An employer was justified in terminating an employee based on its honest belief that the employee could not perform his job due to his medical condition. In Degraw v. Exide Technologies (10th Circuit February 20, 2012), the employee worked as a material handler and had a history of back problems predating his employment. He took FMLA leave on a number of occasions due to his non-work-related back problems.
After returning to work from FMLA leave on one occasion, the employee complained that working mandatory overtime was aggravating his back pain, resulting in him taking more FMLA leave. The company advised him not to return to work until he received medical clearance. Several months later, the employee’s own doctor lifted his restrictions, clearing him to return to work. The company’s doctor, however, refused to release him to return to work due to his restrictions. After the company could not find another job that satisfied his restrictions, his employment was terminated.

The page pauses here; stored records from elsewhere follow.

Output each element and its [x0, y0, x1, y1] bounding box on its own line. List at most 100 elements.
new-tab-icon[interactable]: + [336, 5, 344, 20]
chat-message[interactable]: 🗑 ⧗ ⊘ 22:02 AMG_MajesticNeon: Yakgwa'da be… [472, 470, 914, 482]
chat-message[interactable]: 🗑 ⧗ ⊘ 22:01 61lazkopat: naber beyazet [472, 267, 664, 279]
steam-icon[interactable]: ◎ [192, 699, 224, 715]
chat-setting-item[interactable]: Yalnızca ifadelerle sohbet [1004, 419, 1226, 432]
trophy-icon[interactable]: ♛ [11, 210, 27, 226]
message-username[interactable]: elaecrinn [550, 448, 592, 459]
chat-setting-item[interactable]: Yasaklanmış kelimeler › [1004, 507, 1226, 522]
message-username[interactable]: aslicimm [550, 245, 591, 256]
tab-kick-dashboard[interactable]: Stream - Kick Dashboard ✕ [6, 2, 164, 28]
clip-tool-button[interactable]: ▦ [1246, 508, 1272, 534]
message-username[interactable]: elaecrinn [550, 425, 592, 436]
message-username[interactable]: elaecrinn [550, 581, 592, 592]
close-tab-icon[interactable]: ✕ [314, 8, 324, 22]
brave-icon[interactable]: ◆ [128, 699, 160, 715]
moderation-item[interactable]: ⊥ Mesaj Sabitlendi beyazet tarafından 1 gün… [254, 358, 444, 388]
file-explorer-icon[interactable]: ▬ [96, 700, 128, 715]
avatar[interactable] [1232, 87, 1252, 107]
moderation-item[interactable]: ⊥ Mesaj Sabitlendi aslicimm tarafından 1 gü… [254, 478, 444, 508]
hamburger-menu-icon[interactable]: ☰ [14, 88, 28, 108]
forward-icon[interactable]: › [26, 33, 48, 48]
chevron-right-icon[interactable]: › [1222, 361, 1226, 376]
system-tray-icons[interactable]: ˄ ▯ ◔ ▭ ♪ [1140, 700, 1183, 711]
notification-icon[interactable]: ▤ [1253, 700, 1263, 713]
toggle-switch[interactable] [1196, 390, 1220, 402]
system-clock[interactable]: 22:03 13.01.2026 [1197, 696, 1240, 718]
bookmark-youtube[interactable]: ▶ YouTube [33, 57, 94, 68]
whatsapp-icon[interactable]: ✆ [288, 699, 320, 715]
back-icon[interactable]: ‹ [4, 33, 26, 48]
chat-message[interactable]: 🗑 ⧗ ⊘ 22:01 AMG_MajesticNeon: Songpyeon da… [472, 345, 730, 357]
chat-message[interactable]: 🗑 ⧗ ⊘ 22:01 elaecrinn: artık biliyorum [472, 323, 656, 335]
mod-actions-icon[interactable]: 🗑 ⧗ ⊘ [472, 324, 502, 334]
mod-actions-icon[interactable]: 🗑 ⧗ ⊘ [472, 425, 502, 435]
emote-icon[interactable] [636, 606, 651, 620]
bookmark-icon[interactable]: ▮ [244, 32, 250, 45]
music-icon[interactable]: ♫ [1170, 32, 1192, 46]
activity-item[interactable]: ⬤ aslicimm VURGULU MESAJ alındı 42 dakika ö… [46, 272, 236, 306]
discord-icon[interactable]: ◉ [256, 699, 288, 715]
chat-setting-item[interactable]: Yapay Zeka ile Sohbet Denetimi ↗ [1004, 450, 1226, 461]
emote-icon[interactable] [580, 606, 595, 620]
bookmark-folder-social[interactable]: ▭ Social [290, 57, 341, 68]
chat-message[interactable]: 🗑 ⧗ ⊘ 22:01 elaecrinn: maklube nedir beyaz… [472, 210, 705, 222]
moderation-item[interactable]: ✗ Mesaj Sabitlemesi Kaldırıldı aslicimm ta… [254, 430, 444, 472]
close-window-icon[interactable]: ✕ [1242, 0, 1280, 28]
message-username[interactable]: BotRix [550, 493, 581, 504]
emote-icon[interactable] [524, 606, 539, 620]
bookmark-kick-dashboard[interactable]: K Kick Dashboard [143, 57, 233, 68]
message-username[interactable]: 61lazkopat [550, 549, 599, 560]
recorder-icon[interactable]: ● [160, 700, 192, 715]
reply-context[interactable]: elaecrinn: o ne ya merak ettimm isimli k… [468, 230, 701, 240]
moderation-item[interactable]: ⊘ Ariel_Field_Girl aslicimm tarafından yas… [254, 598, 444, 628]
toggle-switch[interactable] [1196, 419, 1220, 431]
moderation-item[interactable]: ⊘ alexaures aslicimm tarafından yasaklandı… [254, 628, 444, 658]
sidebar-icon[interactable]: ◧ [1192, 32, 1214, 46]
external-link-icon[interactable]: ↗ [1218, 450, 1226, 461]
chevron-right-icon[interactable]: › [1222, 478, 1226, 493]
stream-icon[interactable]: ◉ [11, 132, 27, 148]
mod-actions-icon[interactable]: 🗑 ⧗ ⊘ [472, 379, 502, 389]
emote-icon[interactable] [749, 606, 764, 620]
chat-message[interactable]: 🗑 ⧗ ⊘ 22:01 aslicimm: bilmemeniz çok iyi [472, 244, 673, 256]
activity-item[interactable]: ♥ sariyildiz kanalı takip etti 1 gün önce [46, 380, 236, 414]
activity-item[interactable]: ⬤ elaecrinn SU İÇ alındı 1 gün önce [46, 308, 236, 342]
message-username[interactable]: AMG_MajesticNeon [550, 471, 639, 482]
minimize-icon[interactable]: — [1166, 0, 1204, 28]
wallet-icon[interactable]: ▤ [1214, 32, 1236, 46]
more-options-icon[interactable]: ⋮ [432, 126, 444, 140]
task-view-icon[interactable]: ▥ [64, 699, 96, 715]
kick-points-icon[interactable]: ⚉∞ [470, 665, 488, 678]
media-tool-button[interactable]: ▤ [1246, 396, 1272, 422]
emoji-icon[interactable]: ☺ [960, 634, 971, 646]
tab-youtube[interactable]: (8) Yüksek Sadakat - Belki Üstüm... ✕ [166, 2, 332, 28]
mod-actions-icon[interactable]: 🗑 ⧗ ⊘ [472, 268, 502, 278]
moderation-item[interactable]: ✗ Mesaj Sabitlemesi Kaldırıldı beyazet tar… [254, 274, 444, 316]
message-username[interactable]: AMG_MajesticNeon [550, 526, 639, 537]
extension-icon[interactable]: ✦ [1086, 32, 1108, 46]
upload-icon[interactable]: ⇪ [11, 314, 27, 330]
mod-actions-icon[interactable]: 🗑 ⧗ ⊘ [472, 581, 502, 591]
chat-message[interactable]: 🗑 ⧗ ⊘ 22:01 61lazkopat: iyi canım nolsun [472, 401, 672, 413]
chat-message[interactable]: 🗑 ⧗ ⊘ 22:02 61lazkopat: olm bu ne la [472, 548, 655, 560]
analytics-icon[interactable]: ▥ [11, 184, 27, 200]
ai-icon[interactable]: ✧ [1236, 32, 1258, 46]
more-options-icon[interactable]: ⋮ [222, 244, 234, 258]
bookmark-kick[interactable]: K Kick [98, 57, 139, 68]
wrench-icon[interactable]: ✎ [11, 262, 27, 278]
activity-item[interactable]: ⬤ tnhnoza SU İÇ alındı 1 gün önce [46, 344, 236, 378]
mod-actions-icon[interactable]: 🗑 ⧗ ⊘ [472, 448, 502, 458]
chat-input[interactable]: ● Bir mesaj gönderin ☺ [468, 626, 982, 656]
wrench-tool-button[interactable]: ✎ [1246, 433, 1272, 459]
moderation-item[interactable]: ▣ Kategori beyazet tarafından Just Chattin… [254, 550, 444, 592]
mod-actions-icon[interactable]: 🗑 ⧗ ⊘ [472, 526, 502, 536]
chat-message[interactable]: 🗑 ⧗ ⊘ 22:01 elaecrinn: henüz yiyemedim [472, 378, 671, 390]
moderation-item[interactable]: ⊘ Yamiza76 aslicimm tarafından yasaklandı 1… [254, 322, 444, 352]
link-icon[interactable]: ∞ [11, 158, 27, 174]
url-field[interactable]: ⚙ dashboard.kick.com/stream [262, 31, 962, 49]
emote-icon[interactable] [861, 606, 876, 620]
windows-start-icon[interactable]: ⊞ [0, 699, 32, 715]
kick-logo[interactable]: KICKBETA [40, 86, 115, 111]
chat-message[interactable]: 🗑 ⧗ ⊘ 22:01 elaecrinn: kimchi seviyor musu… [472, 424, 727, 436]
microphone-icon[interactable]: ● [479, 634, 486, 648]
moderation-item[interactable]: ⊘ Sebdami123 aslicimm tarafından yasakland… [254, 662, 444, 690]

The employee filed a lawsuit claiming 1) that he was discharged in retaliation for reporting a work-related injury (the aggravation of his back pain) in violation of Kansas workers’ compensation law, and 2) that the company retaliated against him for taking FMLA leave, interfered with his FMLA rights, and failed to restore him to his position. In seeking dismissal of the case, the company asserted it terminated the employee in reliance on its doctor’s medical opinion that the employee could not safety perform his job.
With respect to his workers’ compensation claim, the Court rejected the employee’s argument that, at the time of his discharge, his personal doctors stated he could perform the job. The Court, in affirming the dismissal of his workers’ compensation claim, stated that the operative question was not whether he could in fact have performed the material handler job, but whether his employer “honestly believed” he could not perform the job. The Court also affirmed the dismissal of the employee’s FMLA claim, concluding that a disagreement as to whether the employee could perform his job does not demonstrate pretext for terminating him in retaliation for taking FMLA leave. The Court further stated that although the FMLA entitles a person returning from FMLA leave to resume his previous position, the employee had exhausted his FMLA leave long before he was terminated. The FMLA permits an employer to terminate an employee who cannot return to work after the
12 weeks of FMLA leave have expired.
Although a disability claim was not alleged in the above case, employers should keep in mind the potential interplay between the FMLA and the ADA. The FMLA permits an employer to terminate an employee who is unable to return to work after exhausting FMLA leave, but an extended leave of absence (beyond the 12 weeks of FMLA leave) may be considered a reasonable accommodation under the ADA if the employee has a disability. Employers should evaluate potential ADA implications before proceeding to terminate an employee who has not returned to work after exhausting FMLA leave.